High inflation will last longer than expected, predicts Bank of England

Bank of England

Inflation is rising faster than expected and will last for longer than anticipated, the Bank of England’s new chief economist has said.

Huw Pill told the Commons Treasury select committee that the recent rise in prices would prove to be temporary but the “magnitude and duration of the transient inflation spike is proving greater than expected”.

The Bank of England has already had to raise its forecasts for inflation several times this year in the face of widespread supply chain problems and staff shortages, which are affecting economies around the world as they emerge from lockdown.

Rising energy costs are compounding the problem, and the Bank now believes that inflation will peak above 4 per cent. It says it will start to fall back towards the 2 per cent target only in the second half of next year.

Pill, 53, a former Goldman Sachs chief economist, took over from Andy Haldane as the Bank’s chief economist last month. He voted to keep rates unchanged at the last monetary policy committee meeting but in his first public remarks since joining he seemed to share his predecessor’s concern about the risk of rampant inflation.

“In my view, that balance of risks is currently shifting towards great concerns about the inflation outlook, as the current strength of inflation looks set to prove more long-lasting than originally anticipated,” he said.

Policymakers maintain that the spike will be short-lived and are reluctant to raise interest rates before the economic recovery is assured. However, markets are losing faith in this view and are pricing in a 15-basis-point rate rise from 0.1 per cent to 0.25 per cent by the end of the year. Pill reiterated the Bank’s central view that inflation would eventually come down despite increasing faster than expected.
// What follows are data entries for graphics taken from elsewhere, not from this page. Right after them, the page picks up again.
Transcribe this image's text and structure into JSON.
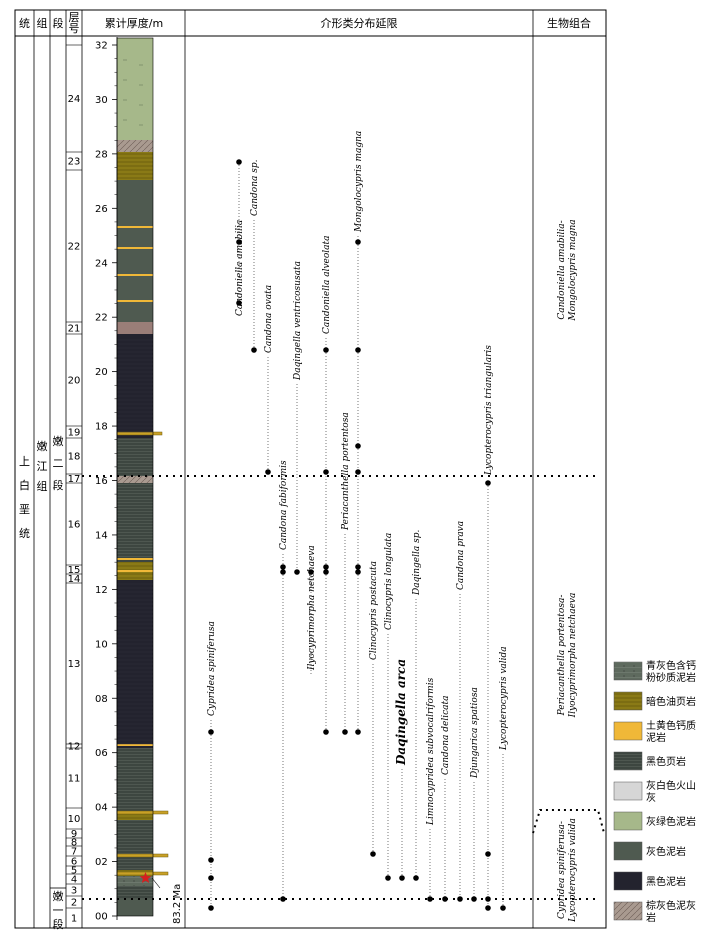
{
  "header": {
    "col_system": "统",
    "col_formation": "组",
    "col_member": "段",
    "col_bed": "层号",
    "col_thickness": "累计厚度/m",
    "col_ranges": "介形类分布延限",
    "col_assemblage": "生物组合"
  },
  "stratigraphy": {
    "system": "上白垩统",
    "formation": "嫩江组",
    "member_upper": "嫩二段",
    "member_lower": "嫩一段"
  },
  "thickness_ticks": [
    "00",
    "02",
    "04",
    "06",
    "08",
    "10",
    "12",
    "14",
    "16",
    "18",
    "20",
    "22",
    "24",
    "26",
    "28",
    "30",
    "32"
  ],
  "beds": [
    "1",
    "2",
    "3",
    "4",
    "5",
    "6",
    "7",
    "8",
    "9",
    "10",
    "11",
    "12",
    "13",
    "14",
    "15",
    "16",
    "17",
    "18",
    "19",
    "20",
    "21",
    "22",
    "23",
    "24"
  ],
  "date_label": "83.2 Ma",
  "species": [
    "Cypridea spiniferusa",
    "Candoniella amabilia",
    "Candona sp.",
    "Candona ovata",
    "Candona fabiformis",
    "Ilyocyprimorpha netchaeva",
    "Daqingella ventricosusata",
    "Candoniella alveolata",
    "Periacanthella portentosa",
    "Mongolocypris magna",
    "Clinocypris postacuta",
    "Clinocypris longulata",
    "Daqingella arca",
    "Limnocypridea subvocalriformis",
    "Daqingella sp.",
    "Candona delicata",
    "Candona prava",
    "Djungarica spatiosa",
    "Lycopterocypris triangularis",
    "Lycopterocypris valida"
  ],
  "assemblages": [
    "Candoniella amabilia-Mongolocypris magna",
    "Periacanthella portentosa-Ilyocyprimorpha netchaeva",
    "Cypridea spiniferusa-Lycopterocypris valida"
  ],
  "legend": [
    {
      "label": "青灰色含钙粉砂质泥岩",
      "color": "#5e6a5e"
    },
    {
      "label": "暗色油页岩",
      "color": "#8a7a16"
    },
    {
      "label": "土黄色钙质泥岩",
      "color": "#f0b838"
    },
    {
      "label": "黑色页岩",
      "color": "#3d4640"
    },
    {
      "label": "灰白色火山灰",
      "color": "#d6d6d6"
    },
    {
      "label": "灰绿色泥岩",
      "color": "#a6b88a"
    },
    {
      "label": "灰色泥岩",
      "color": "#4f5a50"
    },
    {
      "label": "黑色泥岩",
      "color": "#23232e"
    },
    {
      "label": "棕灰色泥灰岩",
      "color": "#a99a90"
    }
  ]
}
“Over recent months inflation has surprised to the upside, UK activity data have disappointed somewhat, while the labour market has tightened. This combination has all the hallmarks of an adverse supply shock,” he said in his note to MPs. “As the pandemic recedes and the level and composition of global demand and supply normalise, these inflationary pressures should subside.”

Although interest rates were likely to rise in time, Pill said longer-term structural changes in the global economy meant that the neutral rate of interest — the rate that supports the economy at full employment — would remain low even when the global economy had recovered from the pandemic.

He said: “I do expect interest rates to remain at relatively low levels for the coming years, even as the impact of the Covid-19 pandemic recedes. As macroeconomic circumstances evolve, there may be need to tighten or loosen the stance of monetary policy relative to its current setting. But that adjustment will involve steering Bank rate around a low level of R-star [neutral rate] that is likely to continue for some time.”

There are concerns about how much room for manoeuvre central banks have when rates are already so low. Negative interest rates have increasingly come to the fore and, although the policy has never been tried in the UK, Pill said that negative rates were “both feasible and likely to ease monetary conditions”.